Cosa è rimasto delle Giornate Basagliane?

volantinooraDue giorni intensi, pieni di dibattiti, discussioni, suggestioni e qualche nota polemica, indispensabile condimento di qualsiasi incontro aperto al rischio di un confronto a tutto tondo. Anche se a ben vedere un vero e proprio “tutto tondo” purtroppo non c’è stato, vista la  rumorosa assenza della Regione.

Una delibera molto utile, ad ogni buon conto, dato che per la prima volta è stato possibile ritrovare in un unico fronte di opposizione tutte le diverse frange, le diverse voci, i diversi interessi della psichiatria, raccogliere ecumenicamente in un unico consesso familiari, esperti, operatori del settore, sindacati, enti gestori e non da ultimo qualche utente, coraggioso portavoce di chi per vari e comprensibili motivi fa più fatica ad articolare e dar voce alle proprie ragioni, pur essendo il maggiore interessato dalla riforma. Uno schieramento variegato, unito dal tentativo di difendere importanti diritti sul punto di essere cassati: diritto di poter continuare ad abitare “a casa propria” e di non essere smistato via come un pacco; diritto di ricevere cure adeguate anche senza estrarre, con sicura esibizione di forza, il bancomat-colt che risolve ogni problema (a chi ce l’ha); diritto a condizioni “sostenibili” di lavoro (bisognerebbe dire “buone”… ma tant’è); diritto a veder riconosciute e non umiliate le proprie competenze; diritto a progettare e a gestire una buona psichiatria; diritto ad un uso della scienza volto a promuovere nuove possibilità evolutive, e non a difendere interessi di parte o a fornire forbite razionalizzazioni alla rottamazione di diritti fondamentali come quello alla salute.

Vari attori tutti schierati a difendere la possibilità di continuare a vivere, abitare, lavorare, gestire, curare …

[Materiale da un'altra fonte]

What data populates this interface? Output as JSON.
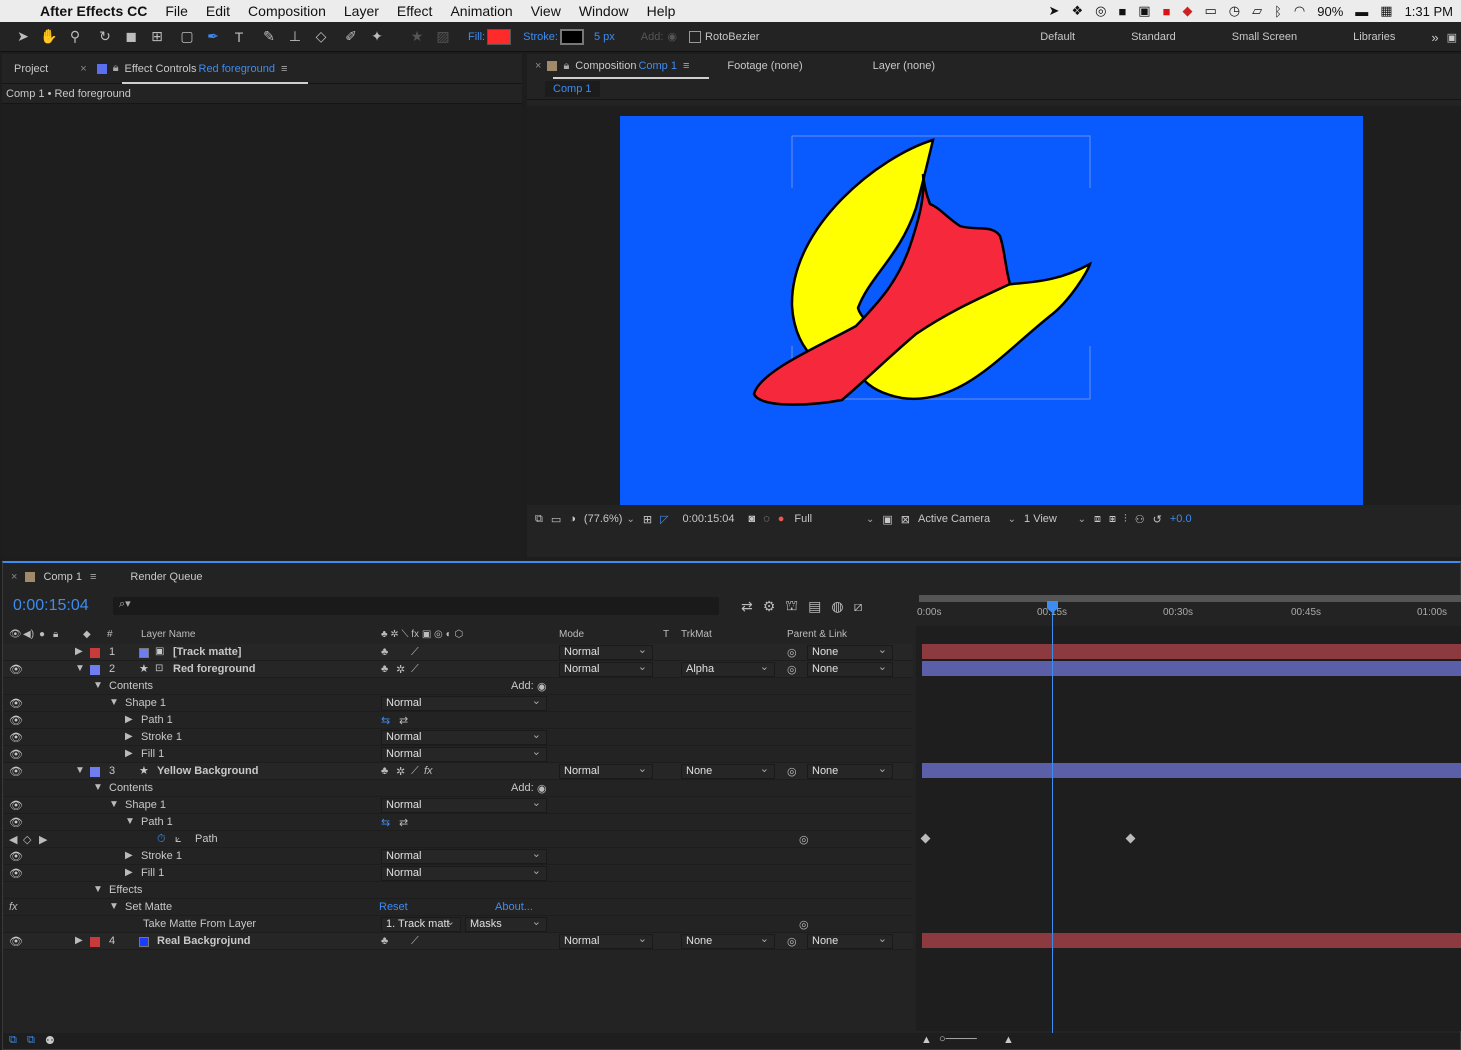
{
  "menubar": {
    "app_name": "After Effects CC",
    "items": [
      "File",
      "Edit",
      "Composition",
      "Layer",
      "Effect",
      "Animation",
      "View",
      "Window",
      "Help"
    ],
    "battery": "90%",
    "time": "1:31 PM"
  },
  "toolbar": {
    "fill_label": "Fill:",
    "fill_color": "#ff2a2a",
    "stroke_label": "Stroke:",
    "stroke_color": "#000000",
    "stroke_width": "5 px",
    "add_label": "Add:",
    "rotobezier_label": "RotoBezier",
    "workspaces": [
      "Default",
      "Standard",
      "Small Screen",
      "Libraries"
    ]
  },
  "project_panel": {
    "tab_project": "Project",
    "tab_effect_controls": "Effect Controls",
    "effect_controls_target": "Red foreground",
    "breadcrumb": "Comp 1 • Red foreground"
  },
  "composition_panel": {
    "tab_composition": "Composition",
    "composition_name": "Comp 1",
    "tab_footage": "Footage (none)",
    "tab_layer": "Layer (none)",
    "subtab": "Comp 1",
    "background_color": "#0a5bff",
    "zoom": "(77.6%)",
    "timecode": "0:00:15:04",
    "resolution": "Full",
    "camera": "Active Camera",
    "views": "1 View",
    "exposure": "+0.0"
  },
  "timeline": {
    "tab_comp": "Comp 1",
    "tab_render_queue": "Render Queue",
    "timecode": "0:00:15:04",
    "search_placeholder": "⌕▾",
    "headers": {
      "layer_name": "Layer Name",
      "mode": "Mode",
      "t": "T",
      "trkmat": "TrkMat",
      "parent": "Parent & Link",
      "hash": "#"
    },
    "ruler_labels": [
      "0:00s",
      "00:15s",
      "00:30s",
      "00:45s",
      "01:00s"
    ],
    "add_label": "Add:",
    "layers": [
      {
        "num": "1",
        "name": "[Track matte]",
        "mode": "Normal",
        "trkmat": "",
        "parent": "None",
        "label_color": "#c93a3a",
        "bar_color": "#8c3a3f"
      },
      {
        "num": "2",
        "name": "Red foreground",
        "mode": "Normal",
        "trkmat": "Alpha",
        "parent": "None",
        "label_color": "#6e7df0",
        "bar_color": "#5a5fa7"
      },
      {
        "num": "3",
        "name": "Yellow Background",
        "mode": "Normal",
        "trkmat": "None",
        "parent": "None",
        "label_color": "#6e7df0",
        "bar_color": "#5a5fa7"
      },
      {
        "num": "4",
        "name": "Real Backgrojund",
        "mode": "Normal",
        "trkmat": "None",
        "parent": "None",
        "label_color": "#c93a3a",
        "bar_color": "#8c3a3f"
      }
    ],
    "props": {
      "contents": "Contents",
      "shape1": "Shape 1",
      "path1": "Path 1",
      "stroke1": "Stroke 1",
      "fill1": "Fill 1",
      "path": "Path",
      "effects": "Effects",
      "set_matte": "Set Matte",
      "reset": "Reset",
      "about": "About...",
      "take_matte_from": "Take Matte From Layer",
      "take_matte_value": "1. Track matt",
      "masks_value": "Masks",
      "normal": "Normal"
    }
  }
}
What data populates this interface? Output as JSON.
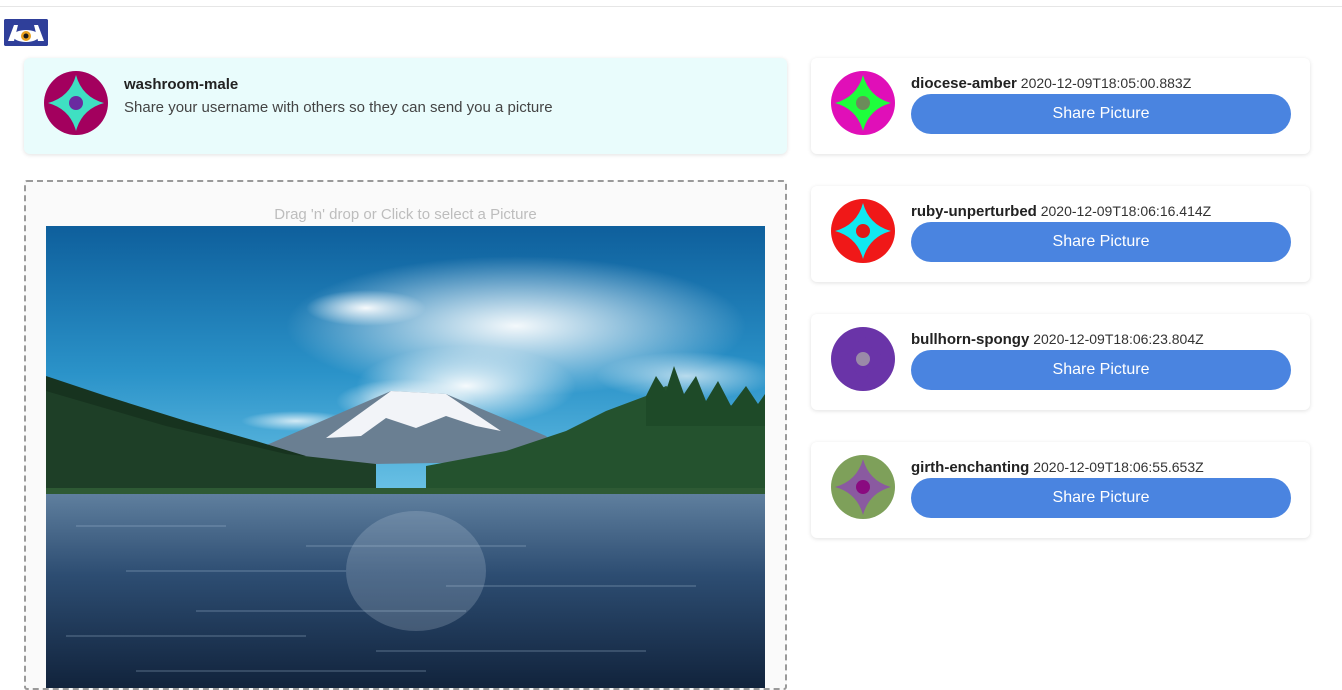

Il provocatorio intervento che ha concluso la prima giornata, quello del famoso psichiatra basagliano Beppe Dell’Acqua, a detta del quale tutte le strutture residenziali rappresenterebbero in fondo residui manicomiali da abbattere, ci ha riportato con nostalgia al momento del glorioso movimento che ha portato la psichiatria, e non solo quella italiana, ad un fondamentale punto di non ritorno. Certo, a più d’uno sarà apparso piuttosto riduttivo considerare come unica via di cura quella dell’ambulatorio aperto 24 ore, azzerando con un colpo di spugna altre importanti tradizioni coeve alla psichiatria basagliana come la Comunità  terapeutica di stampo inglese o la Politica di settore francese; avrà provato un certo fastidio per l’indiscriminata equazione residenzialità psichiatrica = manicomio, sulla base della quale è negata ogni differenza tra le diverse strutture esistenti sul territorio, soprattutto in un momento in cui tante residenze psichiatriche ben funzionanti rischiano l’estinzione e tanti utenti sono su punto di perdere il tetto sopra la testa. Eppure, un orecchio romanticamente affezionato al glorioso passato ma anche attento nel fare distinzioni e soprattutto calato nella realtà attuale non potrà che aver colto anche con una certa simpatia le provocazioni di chi, comunque, continua a spingerci a riflettere su domande centrali e mai del tutto risolvibili, come: cos’è la “malattia mentale”? cos’è la “psichiatria”? che rapporto c’è tra follia e realtà, tra malattia e società, tra diritto alla cura e politiche sociali, tra bisogno di cura e libertà?

Detto tutto ciò, cosa resta delle Giornate Basagliane?

Non solo il ricordo di due belle giornate, ma soprattutto la consapevolezza di quanto è importante continuare a porsi questi interrogativi declinandoli nella dimensione concreta delle attuali politiche sanitarie e dell’imminente riforma della residenzialità psichiatrica.

Per chi è interessato ad affrontare questi temi, resta un appuntamento, sabato 21 novembre alle ore 14.30.

Potremo incontrarci per raccogliere spunti e idee, cercando di capire se può essere utile continuare ad incontrarsi ancora: per cercare mezzi e strumenti utili ad affrontare la situazione attuale, oppure per perseguire obiettivi di più lunga durata, forse costituendoci come un osservatorio permanente sulla psichiatria, o altro ancora che speriamo di poter scoprire insieme. Insomma, sarà un’occasione per incontrarci con più calma, aggregare idee, visualizzare risorse disponibili e forse aprirsi alla possibilità di perseguire obiettivi comuni.

L’incontro avrà luogo, naturalmente, presso il Caffè Basaglia!